Depois de dois filmes de caráter político, Não Lamento Minha Juventude e Um Domingo Maravilhoso, Kurosawa fala abertamente sobre bombas, guerra e destruição. O roteiro do filme, uma parceria com três outros grandes roteiristas japoneses, consegue colocar na tela algo que seria o equivalente ao quadro O Grito, de Edvard Munch, tamanho é o desespero do protagonista. A guerra e a possibilidade de um ataque nuclear alcança aqui o seu maior valor, o da destruição completa. Em nenhum momento do filme ouvimos a palavra “reconstrução” ou “sobrevivência”. Uma nova guerra, nesse momento, seria fatal para todos.

Intricada a essa questão pessoal de um senhor de idade, a família se põe como o grande obstáculo para seus planos de salvação. Os filhos simplesmente se recusam a deixar o Japão e migrar para o Brasil, e como o velho persiste na ideia, eles abrem uma ação judicial contra o pai, tentando declará-lo incapaz de administrar suas finanças. O corpo da obra perpassa por toda essa relação familiar conturbada, ainda mais porque se trata de uma família numerosa e conta ainda com filhos fora do casamento e as antigas mulheres do patriarca, que são sustentados por ele e também inclusos no plano de migração.

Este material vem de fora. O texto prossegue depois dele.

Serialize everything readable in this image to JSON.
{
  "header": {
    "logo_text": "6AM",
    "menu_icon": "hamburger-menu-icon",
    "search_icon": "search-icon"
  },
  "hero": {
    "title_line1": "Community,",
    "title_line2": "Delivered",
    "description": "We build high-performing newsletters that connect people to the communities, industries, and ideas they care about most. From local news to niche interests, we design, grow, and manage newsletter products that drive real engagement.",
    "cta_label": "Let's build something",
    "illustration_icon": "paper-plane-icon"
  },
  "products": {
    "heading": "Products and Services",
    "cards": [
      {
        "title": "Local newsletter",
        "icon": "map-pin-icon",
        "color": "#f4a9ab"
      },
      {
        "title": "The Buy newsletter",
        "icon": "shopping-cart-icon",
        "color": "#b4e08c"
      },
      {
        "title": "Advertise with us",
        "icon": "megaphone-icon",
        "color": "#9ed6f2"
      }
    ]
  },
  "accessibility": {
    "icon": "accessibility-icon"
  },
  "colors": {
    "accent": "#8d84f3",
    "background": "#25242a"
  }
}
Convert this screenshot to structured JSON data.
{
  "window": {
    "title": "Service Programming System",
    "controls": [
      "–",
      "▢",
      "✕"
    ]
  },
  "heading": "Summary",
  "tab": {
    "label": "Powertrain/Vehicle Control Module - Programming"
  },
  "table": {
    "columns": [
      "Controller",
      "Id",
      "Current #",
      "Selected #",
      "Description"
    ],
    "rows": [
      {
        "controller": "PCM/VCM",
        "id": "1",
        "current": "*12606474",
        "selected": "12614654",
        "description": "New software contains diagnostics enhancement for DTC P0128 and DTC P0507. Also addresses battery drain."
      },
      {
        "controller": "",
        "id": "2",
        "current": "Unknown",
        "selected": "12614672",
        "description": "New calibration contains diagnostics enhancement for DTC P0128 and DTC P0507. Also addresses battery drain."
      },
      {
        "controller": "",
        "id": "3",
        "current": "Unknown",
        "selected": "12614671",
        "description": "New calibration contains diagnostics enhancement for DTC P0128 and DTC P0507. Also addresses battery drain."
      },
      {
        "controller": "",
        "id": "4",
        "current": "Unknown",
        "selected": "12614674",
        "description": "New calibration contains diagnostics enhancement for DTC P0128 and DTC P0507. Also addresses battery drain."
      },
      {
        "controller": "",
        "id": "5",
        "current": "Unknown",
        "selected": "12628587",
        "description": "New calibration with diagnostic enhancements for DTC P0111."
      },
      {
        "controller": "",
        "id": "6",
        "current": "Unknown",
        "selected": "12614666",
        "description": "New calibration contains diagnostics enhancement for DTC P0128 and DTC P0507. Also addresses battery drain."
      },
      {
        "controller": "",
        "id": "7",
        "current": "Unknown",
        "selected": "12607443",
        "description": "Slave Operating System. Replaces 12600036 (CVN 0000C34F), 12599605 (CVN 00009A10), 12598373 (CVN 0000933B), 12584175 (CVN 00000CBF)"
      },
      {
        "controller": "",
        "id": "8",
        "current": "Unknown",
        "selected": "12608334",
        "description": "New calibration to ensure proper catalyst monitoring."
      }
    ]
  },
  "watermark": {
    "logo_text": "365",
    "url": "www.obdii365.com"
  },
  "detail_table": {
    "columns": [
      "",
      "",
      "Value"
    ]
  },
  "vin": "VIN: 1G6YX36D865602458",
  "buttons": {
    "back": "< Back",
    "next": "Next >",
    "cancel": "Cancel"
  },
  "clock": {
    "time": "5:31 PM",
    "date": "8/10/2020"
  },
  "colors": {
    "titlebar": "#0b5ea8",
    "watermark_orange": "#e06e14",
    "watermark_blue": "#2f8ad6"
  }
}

Kurosawa repousa a câmera mais vezes, evitando movê-la em todos os quadros e filmando cenas um pouco mais longas do que ele habitualmente filmava. A película ganha aos poucos um ar mais analítico e dramático. À medida que o desejo de proteção do patriarca se torna uma obsessão, seus dissabores começam a aparecer, e não são poucos. Os filhos se recusam lhe emprestar dinheiro e ainda armam uma situação que fará com que o pai pareça realmente incapacitado frente ao tribunal para o qual ele apelou após a primeira sentença. Em Cão Danado e Viver, o cineasta já havia mostrado a complicada relações entre pais e filhos, focando no abandono e no desprezo. Em Anatomia do Medo, a situação se repete, mas por um motivo de importância muito maiores. Numa posição quase quixotesca, o protagonista representa a visão antibelicista do diretor, como também o seu repúdio à guerra, questões que voltaríamos a ver em filmes futuros como Sonhos e Rapsódia em Agosto.

SPOILERS!

Toshiro Mifune é a verdadeira estrela do filme, no papel do velho patriarca Nakajima. Quando eu assisti ao filme pela primeira vez, fiquei procurando o ator a projeção inteira, e cheguei até a acreditar que a citação do nome dele nos créditos iniciais tinha sido um erro grosseiro. Mas qual não foi a minha surpresa ao descobrir que Mifune era o protagonista! A equipe de maquiagem, a direção de Kurosawa e o talento do ator fizeram com que Kiichi Nakajima se tornasse uma personagem incrível e irretocável. Mifune tinha 35 anos na época, então, nem de longe se parecia com o senhor que interpretou, e mesmo assim, sua caracterização, voz e loucura ao final da fita são simplesmente admiráveis, sem dúvida uma das melhores interpretações da carreira do ator.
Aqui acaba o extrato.